Telegraph reports that the company behind the "Ooho!" water ball, Skipping Rocks Lab, was founded by three London-based design students, and the goal is to make a whole series of sustainable projects. Ooho! is the first, and it is a biodegradable, natural membrane made from seaweed extract. Doesn't sound appetizing? It's actually tasteless, so don't worry about that. Flavors can, however, be added to it, so don't be surprised if you start seeing flavored water appearing in this format.
It looks like a ball of water, really, and the outer layer can be swallowed and digested. This could likely be the future of water consumption. Isn't it cool?
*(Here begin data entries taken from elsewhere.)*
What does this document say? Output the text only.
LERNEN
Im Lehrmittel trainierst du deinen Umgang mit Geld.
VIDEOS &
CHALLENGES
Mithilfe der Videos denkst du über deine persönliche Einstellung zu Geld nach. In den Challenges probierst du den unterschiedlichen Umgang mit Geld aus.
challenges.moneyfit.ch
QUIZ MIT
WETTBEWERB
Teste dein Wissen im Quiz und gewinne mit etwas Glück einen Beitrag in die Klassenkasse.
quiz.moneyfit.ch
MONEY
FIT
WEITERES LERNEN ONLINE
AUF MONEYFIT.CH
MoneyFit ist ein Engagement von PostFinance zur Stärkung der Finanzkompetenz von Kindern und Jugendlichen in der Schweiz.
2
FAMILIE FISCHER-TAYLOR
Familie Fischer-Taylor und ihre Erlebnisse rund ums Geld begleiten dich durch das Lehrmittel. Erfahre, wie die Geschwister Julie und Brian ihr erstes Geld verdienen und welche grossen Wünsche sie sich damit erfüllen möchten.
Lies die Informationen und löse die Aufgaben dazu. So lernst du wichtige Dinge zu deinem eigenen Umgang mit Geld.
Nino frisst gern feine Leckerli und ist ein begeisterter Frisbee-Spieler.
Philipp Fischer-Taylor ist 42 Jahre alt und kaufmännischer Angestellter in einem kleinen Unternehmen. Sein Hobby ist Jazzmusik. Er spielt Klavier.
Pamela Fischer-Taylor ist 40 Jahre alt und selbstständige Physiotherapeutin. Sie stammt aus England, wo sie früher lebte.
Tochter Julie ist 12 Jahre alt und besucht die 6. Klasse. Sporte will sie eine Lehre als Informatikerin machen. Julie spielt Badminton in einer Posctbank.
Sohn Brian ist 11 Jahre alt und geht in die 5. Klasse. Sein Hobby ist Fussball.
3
The Ooho! water product is made by dipping a block of ice in a solution of calcium chloride and brown algae (yum?), and the membrane forms around it. A layer is then peeled off to keep the exterior clean for consumption. Doesn't sound as good as it looks, but that's okay.
Investments for the Ooho! water are spiking, with more than 500 people investing in the product so far. Skipping Rocks Lab has raised $727,814 in crowd funding so far, and it plans to debut the water balls at events like marathons and music festivals.
If this new method of serving water catches on, it's possible it could put a dent in the use of plastic food items altogether. According to the Skipping Rocks Lab, this new serving method can be used on things other than water. For example, they could someday become available for soda, spirits, cosmetics and more. It's cheaper than plastic, and Skipping Rocks believes this packaging will revolutionize the on-the-go market.
In the end, the goal is "to create…waste free alternatives to plastic bottles/cups/plates/you name it." The expected impact? To stop 1 billion plastic bottles from reaching the ocean each year, and to stop 300 million kilograms of carbon dioxide from ever being emitted. I'd say that's a pretty worthy goal.